Well, I’ll take it, but I can’t shower with it. I mime scrubbing my hair, and under my arms, and she nods and adds a bar of Ivory to my pile. I say every Spanish food item in my narrow vocabulary: agua, leche, café, huevo. There is little that’s fresh, which limits my options, and which makes me wonder how or if the people on Isabela will get shipments of perishables like milk and eggs. For every item I manage to communicate, there are two that she doesn’t have; the locals must have known things were closing down and stocked up. “Pasta?” I say finally, and she finds three boxes of penne.

There are worse fates than having to eat only pasta.

“Stamps?” I ask. I hold out my postcard and point to the corner.

She shakes her head, and points across the street to the closed post office.

On the counter is a small stack of newspapers. I cannot read the Spanish headlines, but the picture makes it clear—it is a priest in a church in Italy, blessing scores of coffins filled with Covid casualties.

This is what is coming to America. This is what Finn will be dealing with.

And I am stuck here.

The shop owner holds out her hand, the universal symbol for payment.
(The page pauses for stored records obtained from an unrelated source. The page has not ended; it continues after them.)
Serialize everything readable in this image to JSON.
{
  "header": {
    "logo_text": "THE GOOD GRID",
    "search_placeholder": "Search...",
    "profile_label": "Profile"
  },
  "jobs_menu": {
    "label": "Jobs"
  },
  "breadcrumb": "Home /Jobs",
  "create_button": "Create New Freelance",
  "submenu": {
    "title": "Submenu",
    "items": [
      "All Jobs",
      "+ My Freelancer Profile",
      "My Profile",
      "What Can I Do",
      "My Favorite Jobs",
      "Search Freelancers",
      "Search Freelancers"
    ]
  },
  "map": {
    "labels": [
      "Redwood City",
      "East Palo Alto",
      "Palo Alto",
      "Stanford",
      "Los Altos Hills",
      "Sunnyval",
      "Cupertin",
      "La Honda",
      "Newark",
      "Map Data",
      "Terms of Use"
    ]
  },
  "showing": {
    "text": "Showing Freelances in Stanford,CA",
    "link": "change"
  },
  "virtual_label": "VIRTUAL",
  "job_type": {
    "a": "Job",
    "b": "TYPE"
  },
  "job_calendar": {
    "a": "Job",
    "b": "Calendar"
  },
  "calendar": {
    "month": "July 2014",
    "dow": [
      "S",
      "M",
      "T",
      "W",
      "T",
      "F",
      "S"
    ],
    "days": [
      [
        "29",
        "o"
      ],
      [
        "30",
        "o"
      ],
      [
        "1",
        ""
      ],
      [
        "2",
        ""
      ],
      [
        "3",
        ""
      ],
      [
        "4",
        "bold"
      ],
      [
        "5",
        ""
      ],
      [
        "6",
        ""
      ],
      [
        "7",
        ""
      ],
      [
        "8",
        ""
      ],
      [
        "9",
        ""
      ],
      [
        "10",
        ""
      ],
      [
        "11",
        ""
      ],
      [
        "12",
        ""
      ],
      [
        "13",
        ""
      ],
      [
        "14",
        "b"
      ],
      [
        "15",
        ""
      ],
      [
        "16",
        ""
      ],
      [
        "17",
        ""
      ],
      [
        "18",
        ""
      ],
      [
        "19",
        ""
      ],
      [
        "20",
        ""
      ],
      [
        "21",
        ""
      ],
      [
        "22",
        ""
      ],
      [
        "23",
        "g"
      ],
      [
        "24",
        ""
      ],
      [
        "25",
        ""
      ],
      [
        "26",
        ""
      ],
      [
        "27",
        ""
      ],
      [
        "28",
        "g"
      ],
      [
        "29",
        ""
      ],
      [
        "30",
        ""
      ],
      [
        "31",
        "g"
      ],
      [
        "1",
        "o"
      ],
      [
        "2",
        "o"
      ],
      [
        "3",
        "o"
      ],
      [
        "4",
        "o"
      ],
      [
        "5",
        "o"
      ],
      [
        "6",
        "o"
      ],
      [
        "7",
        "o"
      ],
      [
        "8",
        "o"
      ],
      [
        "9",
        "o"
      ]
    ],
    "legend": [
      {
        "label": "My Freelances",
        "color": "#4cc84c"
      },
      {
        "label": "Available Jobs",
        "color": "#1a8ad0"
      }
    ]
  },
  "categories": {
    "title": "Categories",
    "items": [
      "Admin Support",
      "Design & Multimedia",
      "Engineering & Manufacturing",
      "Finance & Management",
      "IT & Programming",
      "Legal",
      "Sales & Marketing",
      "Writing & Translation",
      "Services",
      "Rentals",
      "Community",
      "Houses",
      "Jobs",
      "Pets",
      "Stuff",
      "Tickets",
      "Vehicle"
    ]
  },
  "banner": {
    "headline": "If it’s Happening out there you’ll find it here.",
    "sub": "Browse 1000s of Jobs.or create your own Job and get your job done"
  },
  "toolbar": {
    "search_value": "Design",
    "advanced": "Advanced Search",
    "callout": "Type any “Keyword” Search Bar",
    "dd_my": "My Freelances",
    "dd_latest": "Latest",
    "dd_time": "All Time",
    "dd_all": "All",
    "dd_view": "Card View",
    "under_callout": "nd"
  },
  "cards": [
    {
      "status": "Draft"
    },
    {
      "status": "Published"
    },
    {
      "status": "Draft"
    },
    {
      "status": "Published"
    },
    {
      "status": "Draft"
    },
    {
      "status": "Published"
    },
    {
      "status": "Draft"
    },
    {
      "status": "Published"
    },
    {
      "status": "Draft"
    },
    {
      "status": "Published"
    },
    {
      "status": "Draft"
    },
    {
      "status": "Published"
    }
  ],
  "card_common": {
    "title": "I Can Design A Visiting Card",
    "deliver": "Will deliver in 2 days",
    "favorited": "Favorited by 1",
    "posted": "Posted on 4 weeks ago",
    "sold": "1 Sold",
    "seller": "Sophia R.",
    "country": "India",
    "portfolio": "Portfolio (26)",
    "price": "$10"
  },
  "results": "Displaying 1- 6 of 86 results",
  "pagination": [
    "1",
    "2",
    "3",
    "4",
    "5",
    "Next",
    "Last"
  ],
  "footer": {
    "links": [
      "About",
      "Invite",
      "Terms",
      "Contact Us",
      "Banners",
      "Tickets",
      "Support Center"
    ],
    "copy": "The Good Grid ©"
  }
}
I offer a credit card and she shakes her head. I don’t have any Ecuadorian money and I still haven’t found an ATM. Panicked, I peel off two twenties and hand them to her before she can renege and take away my groceries. She locks the door again, and I head off with my plastic bag.

I’m halfway down the main street when I hear a ping on my phone. I pull it out of my pocket and watch a torrent of messages from Finn roll onto my screen.

I lost you.

Hello?

Tried FaceTiming but …?

Bad Wi-Fi? Will try you tomorrow.

He’s texted multiple times since then, and finally seemed to realize that I still didn’t have cell service. The last message says that he’ll send an email instead, in case I find an internet café.